I have zero experience in a commercial kitchen....
Any insight/advice welcomed.
Z take your time. This may sound odd, but true. When learning something new like this you want to pay attention more than about speed. It becomes more about muscle memory than it does about speed. Unless you want to spend a couple hundred bucks for a uniform, a printed tee shirt and jeans should do fine. Most places if they want you in a uniform will give you a loaner.
Well non-slip shoes are almost universally required, and even if they weren't I would still wear them. Also you will need a hat. Wear long pants. I prefer cargo pants because I keep towels in the cargo pockets but that can be a very big no-no (understandably so). After that it is up to you. I have been in places where t-shirts are ok and the place I currently work requires uniforms. A chef jacket may be a good bet.
Now on to your knives. Don't let anyone mess with them outside of your direct supervision and Definitely don't let them out of your sight. I have been very fortunate in the places I have worked, but I have talked to way too many people who have had some very nice stuff walk off. I am not trying to scare you or talk bad about kitchen workers, just be careful.
Work hard, work clean, work quick, show up on time, have a good attitude, and learn everything you can.
Good luck and have fun. Let us know how it goes.
Good advice so far. Show up in tennis shoes and your gona have a bad time.
Also. Be sure you know what each others expectations are. Is this just part of your hobby, then be helpful clean and don't worry about speed or big picture. If this is a ap where you want to pick up a real job, make mental and written notes of everything. Write down any recipes that staff all has memorized. Every time you grab something from the cooler or dry stock take 10 sec to make note of what is where. Biggest hassle about new people is that they can't find Anything.
Definitely only bring a knife or two that is a beater nothing two fancy. Non slip shoes and it always impresses me when someone puts in the time to study the menu alittle. If there are ingredients or produce or something your not familiar with google them before hand. Maybe look over making pasta and panini just so your prepared.

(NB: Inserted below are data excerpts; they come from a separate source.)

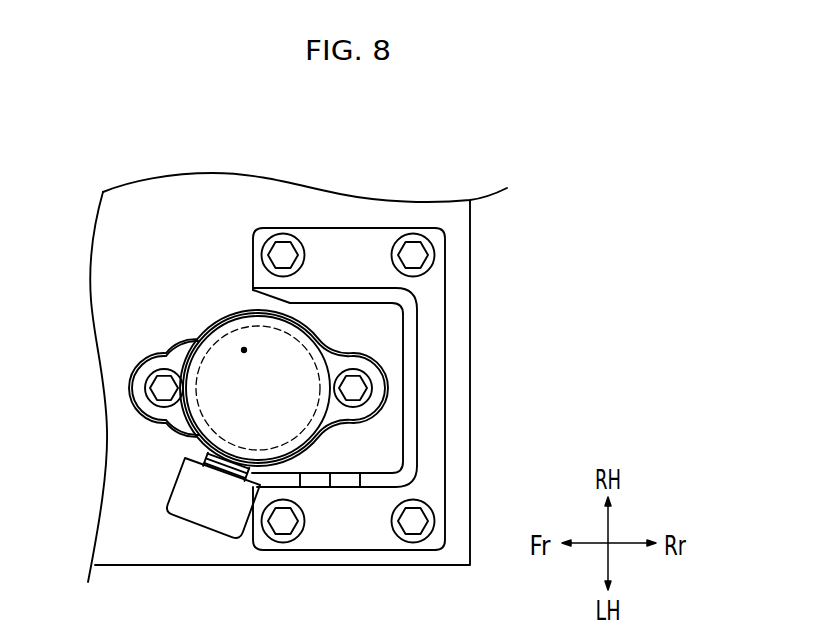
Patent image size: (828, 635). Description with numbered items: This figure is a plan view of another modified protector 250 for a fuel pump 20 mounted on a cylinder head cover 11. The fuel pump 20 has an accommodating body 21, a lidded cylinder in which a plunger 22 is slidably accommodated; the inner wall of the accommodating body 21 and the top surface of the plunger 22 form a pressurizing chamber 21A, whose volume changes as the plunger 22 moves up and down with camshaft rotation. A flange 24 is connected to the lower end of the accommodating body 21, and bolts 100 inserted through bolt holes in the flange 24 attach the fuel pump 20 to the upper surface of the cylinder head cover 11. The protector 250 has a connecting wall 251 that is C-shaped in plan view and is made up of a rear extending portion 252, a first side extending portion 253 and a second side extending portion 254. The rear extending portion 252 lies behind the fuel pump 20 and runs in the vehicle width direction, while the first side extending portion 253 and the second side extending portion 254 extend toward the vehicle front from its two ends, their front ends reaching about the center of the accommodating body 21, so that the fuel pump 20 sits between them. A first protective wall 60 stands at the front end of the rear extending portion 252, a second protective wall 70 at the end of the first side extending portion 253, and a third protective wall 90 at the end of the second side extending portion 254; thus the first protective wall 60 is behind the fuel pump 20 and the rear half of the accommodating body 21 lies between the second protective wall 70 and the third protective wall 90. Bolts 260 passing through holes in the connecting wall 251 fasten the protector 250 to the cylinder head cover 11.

The cylinder head cover 11 is at (448, 200).
The fuel pump 20 is at (156, 272).
The accommodating body 21 is at (181, 355).
The pressurizing chamber 21A is at (243, 348).
The plunger 22 is at (221, 337).
The flange 24 is at (177, 362).
The first protective wall 60 is at (413, 343).
The second protective wall 70 is at (345, 481).
The third protective wall 90 is at (330, 295).
The bolts 100 is at (162, 392).
The protector 250 is at (402, 382).
The connecting wall 251 is at (445, 363).
The rear extending portion 252 is at (433, 418).
The first side extending portion 253 is at (355, 537).
The second side extending portion 254 is at (343, 240).
The bolts 260 is at (283, 248).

All great advice, for sure. I'm not a pro, but beig an ex-kitchen guy (along with some other similar jobs), I'd say be eager, ask relevant questions, bring a knife or two that don't scream "I'm a whack-job" (...yes, we are whack-jobs), and most importantly, make sure you can take some good natured teasing. The guys will likely get on you a bit once you've bee there for an hour or so. I'd say just have fun and enjoy it, but try your best to help with production, rather than hinder it. Regardless, it's your first day, and I'm sure you'll do great, and have a blast!

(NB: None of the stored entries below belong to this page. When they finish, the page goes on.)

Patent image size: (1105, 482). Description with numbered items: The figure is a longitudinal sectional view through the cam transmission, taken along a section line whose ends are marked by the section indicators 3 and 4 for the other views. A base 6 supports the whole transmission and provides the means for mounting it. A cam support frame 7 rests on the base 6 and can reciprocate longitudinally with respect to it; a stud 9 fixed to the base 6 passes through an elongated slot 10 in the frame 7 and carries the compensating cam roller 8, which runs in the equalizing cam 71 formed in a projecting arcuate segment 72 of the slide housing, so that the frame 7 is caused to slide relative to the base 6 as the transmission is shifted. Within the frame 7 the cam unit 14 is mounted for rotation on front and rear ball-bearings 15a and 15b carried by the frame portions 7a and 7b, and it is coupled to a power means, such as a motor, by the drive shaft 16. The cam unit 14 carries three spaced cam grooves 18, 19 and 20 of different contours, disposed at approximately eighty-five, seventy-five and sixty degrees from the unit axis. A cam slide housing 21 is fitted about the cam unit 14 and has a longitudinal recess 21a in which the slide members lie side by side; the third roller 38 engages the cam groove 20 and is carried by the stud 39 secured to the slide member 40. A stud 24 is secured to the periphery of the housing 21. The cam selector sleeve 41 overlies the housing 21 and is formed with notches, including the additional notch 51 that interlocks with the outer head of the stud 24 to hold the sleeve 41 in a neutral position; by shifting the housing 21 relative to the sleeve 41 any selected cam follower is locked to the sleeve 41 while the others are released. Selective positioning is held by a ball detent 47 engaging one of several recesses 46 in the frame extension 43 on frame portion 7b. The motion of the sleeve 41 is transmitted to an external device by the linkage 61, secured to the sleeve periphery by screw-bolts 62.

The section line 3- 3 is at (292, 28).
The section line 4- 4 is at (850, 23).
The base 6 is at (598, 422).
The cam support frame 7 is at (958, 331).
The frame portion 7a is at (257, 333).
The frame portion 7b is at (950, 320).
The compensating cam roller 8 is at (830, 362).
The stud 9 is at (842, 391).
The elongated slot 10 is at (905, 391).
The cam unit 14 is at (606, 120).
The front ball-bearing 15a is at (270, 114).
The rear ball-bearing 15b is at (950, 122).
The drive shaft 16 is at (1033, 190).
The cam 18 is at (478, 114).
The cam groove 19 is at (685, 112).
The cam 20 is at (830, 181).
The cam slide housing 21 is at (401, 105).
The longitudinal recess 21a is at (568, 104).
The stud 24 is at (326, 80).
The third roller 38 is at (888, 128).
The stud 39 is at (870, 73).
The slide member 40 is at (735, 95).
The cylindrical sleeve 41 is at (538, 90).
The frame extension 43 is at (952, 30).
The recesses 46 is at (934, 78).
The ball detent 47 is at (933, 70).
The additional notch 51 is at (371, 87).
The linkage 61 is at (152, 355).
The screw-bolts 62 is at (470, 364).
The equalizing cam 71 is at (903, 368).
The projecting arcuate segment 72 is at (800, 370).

Walk up to the biggest guy in the kitchen and shank him to prove your dominance right off the bat. Should be fairly easy after that.
Don't come in wearing a chef coat....
A plain black or white t-shirt is what you should wear. Same with a basic pair of jeans. If you don't have any non-slip shoes, do yourself a favor and pick up something you find comfortable from Wal-Mart. They'll have some Crocs/other clogs along with something like Dr. Scholl's lace-ups - which are inexpensive, comfortable, and don't look bummy.

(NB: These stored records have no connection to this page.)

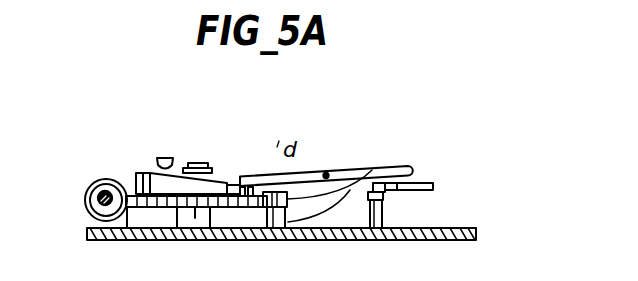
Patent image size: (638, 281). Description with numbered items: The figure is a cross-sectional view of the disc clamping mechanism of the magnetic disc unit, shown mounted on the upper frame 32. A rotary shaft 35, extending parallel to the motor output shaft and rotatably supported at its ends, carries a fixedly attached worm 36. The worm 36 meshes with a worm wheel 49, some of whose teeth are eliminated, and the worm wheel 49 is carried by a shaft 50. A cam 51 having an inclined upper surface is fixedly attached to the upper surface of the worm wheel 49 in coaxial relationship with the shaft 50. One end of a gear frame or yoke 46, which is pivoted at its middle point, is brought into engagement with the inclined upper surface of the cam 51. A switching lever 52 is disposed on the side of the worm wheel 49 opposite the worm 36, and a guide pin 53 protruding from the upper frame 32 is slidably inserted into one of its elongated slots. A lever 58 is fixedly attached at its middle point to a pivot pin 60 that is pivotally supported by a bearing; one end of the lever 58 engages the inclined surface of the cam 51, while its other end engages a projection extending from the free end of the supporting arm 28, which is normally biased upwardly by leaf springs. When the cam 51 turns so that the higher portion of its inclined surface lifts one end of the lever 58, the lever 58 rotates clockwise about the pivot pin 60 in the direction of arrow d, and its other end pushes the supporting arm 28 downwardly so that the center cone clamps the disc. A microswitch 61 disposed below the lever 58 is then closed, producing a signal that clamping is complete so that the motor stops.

The supporting arm 28 is at (432, 183).
The upper frame 32 is at (88, 228).
The rotary shaft 35 is at (96, 195).
The worm 36 is at (100, 185).
The gear frame or yoke 46 is at (165, 157).
The worm wheel 49 is at (137, 175).
The shaft 50 is at (197, 163).
The cam 51 is at (222, 178).
The switching lever 52 is at (350, 190).
The guide pin 53 is at (372, 170).
The lever 58 is at (310, 172).
The pivot pin 60 is at (328, 173).
The microswitch 61 is at (383, 222).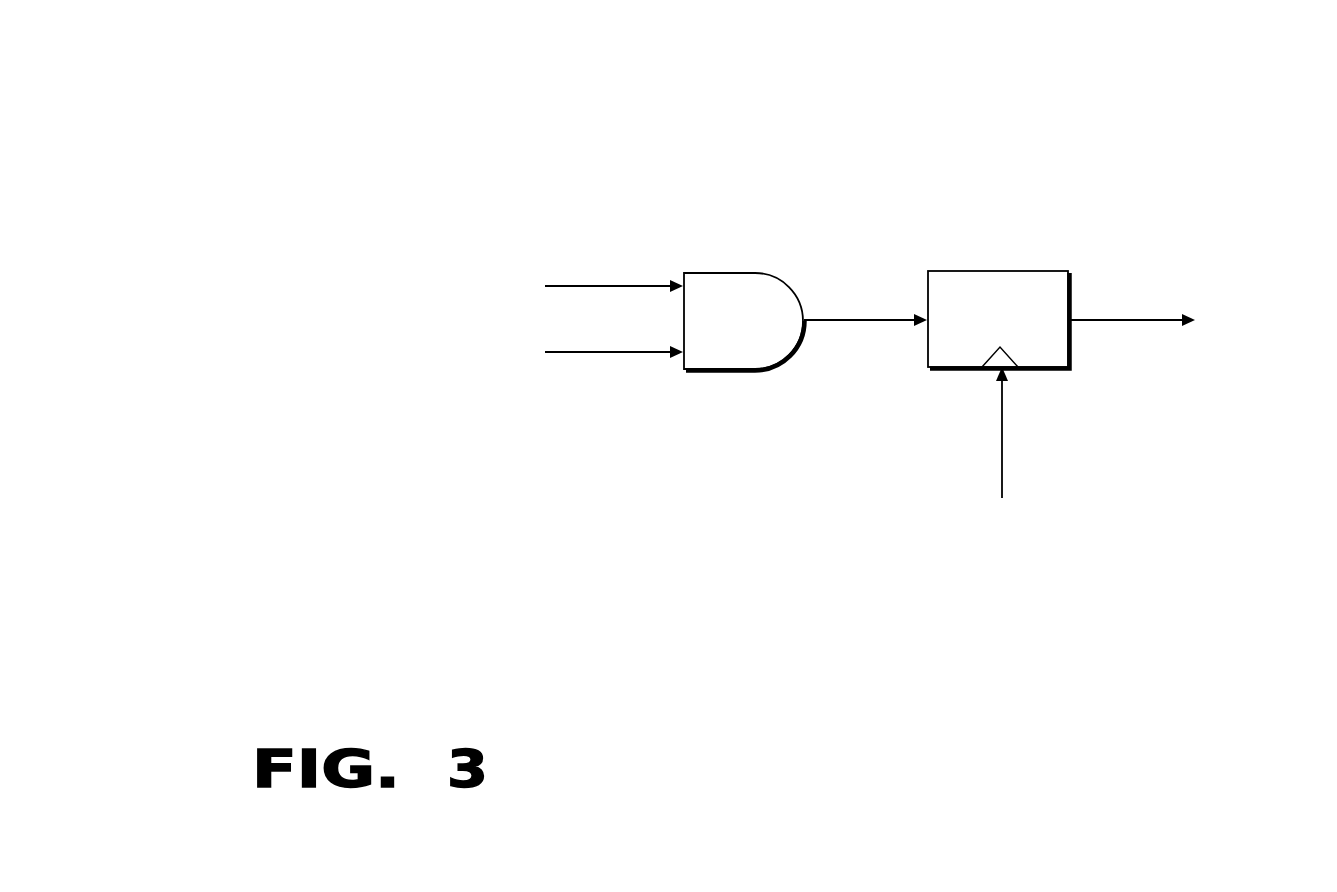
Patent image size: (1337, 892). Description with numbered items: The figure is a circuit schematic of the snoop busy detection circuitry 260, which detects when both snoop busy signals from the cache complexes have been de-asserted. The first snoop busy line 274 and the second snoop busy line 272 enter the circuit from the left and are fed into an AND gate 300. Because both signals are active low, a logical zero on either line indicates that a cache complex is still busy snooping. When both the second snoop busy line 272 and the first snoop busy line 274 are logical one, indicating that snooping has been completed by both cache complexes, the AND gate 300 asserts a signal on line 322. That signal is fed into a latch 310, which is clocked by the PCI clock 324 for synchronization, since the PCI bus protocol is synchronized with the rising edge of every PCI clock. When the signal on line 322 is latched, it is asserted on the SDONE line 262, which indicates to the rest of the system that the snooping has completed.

The detection circuitry 260 is at (1240, 130).
The SBSY(2)# line 272 is at (562, 286).
The SBSY(1)# line 274 is at (562, 352).
The AND gate 300 is at (744, 322).
The line 322 is at (840, 318).
The latch 310 is at (999, 320).
The PCI clock 324 is at (1000, 478).
The SDONE line 262 is at (1160, 320).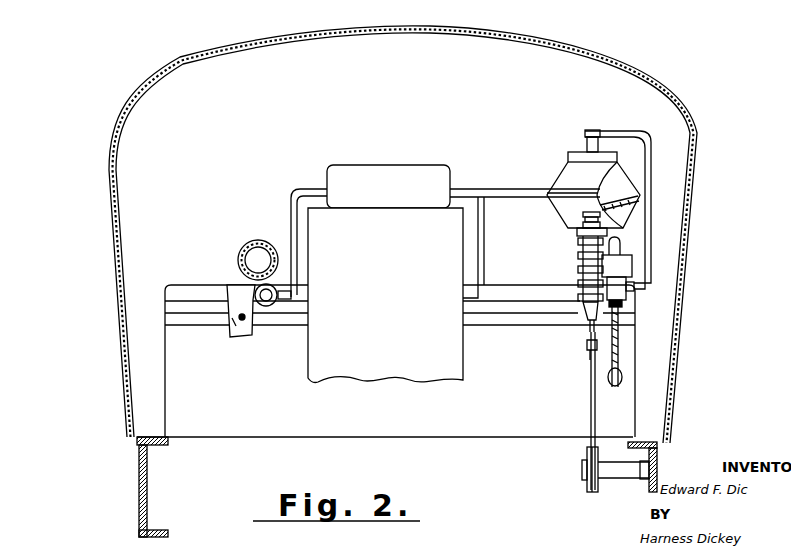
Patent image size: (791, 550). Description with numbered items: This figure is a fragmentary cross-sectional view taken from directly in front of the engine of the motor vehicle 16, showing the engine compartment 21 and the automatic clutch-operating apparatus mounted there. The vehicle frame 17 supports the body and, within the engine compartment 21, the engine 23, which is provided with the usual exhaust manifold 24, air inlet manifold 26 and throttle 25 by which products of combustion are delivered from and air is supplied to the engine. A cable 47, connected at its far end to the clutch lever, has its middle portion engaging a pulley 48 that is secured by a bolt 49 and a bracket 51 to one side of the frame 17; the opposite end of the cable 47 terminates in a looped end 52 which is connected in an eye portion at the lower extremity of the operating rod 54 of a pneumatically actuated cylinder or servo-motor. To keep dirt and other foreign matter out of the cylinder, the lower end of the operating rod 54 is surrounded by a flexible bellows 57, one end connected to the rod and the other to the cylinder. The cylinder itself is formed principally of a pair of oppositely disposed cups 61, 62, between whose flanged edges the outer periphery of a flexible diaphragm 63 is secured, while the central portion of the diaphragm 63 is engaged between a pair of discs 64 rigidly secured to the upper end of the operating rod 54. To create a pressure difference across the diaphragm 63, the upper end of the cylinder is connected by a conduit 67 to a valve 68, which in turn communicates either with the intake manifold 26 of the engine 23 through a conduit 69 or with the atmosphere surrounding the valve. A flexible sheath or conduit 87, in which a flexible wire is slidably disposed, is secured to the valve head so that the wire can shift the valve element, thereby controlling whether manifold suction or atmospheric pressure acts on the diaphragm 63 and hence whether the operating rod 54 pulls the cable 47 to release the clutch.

The motor vehicle 16 is at (378, 221).
The engine compartment 21 is at (146, 113).
The frame 17 is at (146, 485).
The engine 23 is at (358, 172).
The exhaust manifold 24 is at (258, 240).
The throttle 25 is at (225, 343).
The air inlet manifold 26 is at (233, 287).
The conduit 69 is at (300, 193).
The cup 61 is at (563, 178).
The cup 62 is at (563, 212).
The discs 64 is at (587, 187).
The flexible diaphragm 63 is at (595, 193).
The operating rod 54 is at (615, 222).
The flexible bellows 57 is at (582, 268).
The valve 68 is at (640, 263).
The conduit 67 is at (635, 130).
The flexible sheath 87 is at (617, 353).
The cable 47 is at (592, 393).
The looped end 52 is at (590, 347).
The pulley 48 is at (587, 450).
The bolt 49 is at (585, 470).
The bracket 51 is at (622, 478).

Bring a sharpie - but not a notebook. They're not going to want you to start writing down all the recipes when you don't even have the job. If they need you to make something complicated then there will be someone there to guide you. It's just for labeling and showing you're prepared.
Do not bring a knife worth over 60 dollars
Say 'back' or 'behind' when you're walking behind someone... especially if it's during service. 'Corner' if you're coming around a blind corner. 'Hot' if you're carrying something hot.
Otherwise, have fun and enjoy yourself. Don't stress it too much. Be observant and attentive, help out when you can, and stay out of the way when it looks like you should. If whoever you're working with seems to have time to talk and answer things, then go ahead and ask questions, but if they seem stressed & busy - take note, keep quiet and just do whatever possible to help.
Oh... and think extra hard about whether or not you really want to do this :biggrin: (Someone needs to warn ya...)
comfortable shoes, highly recommend slip on style
plain black pants
a hat or bandana or my preference a scully cap
an apron you are comfortable wearing
beater chef knife and a parer nobody would look twice at
find the one person who seems most likely/willing to train you
get to know the operation, don't worry about speed at all, getting it right in twice the time it takes everyone else still better than trying to keep up and f*cking it up.
but... why on earth do you want to try this?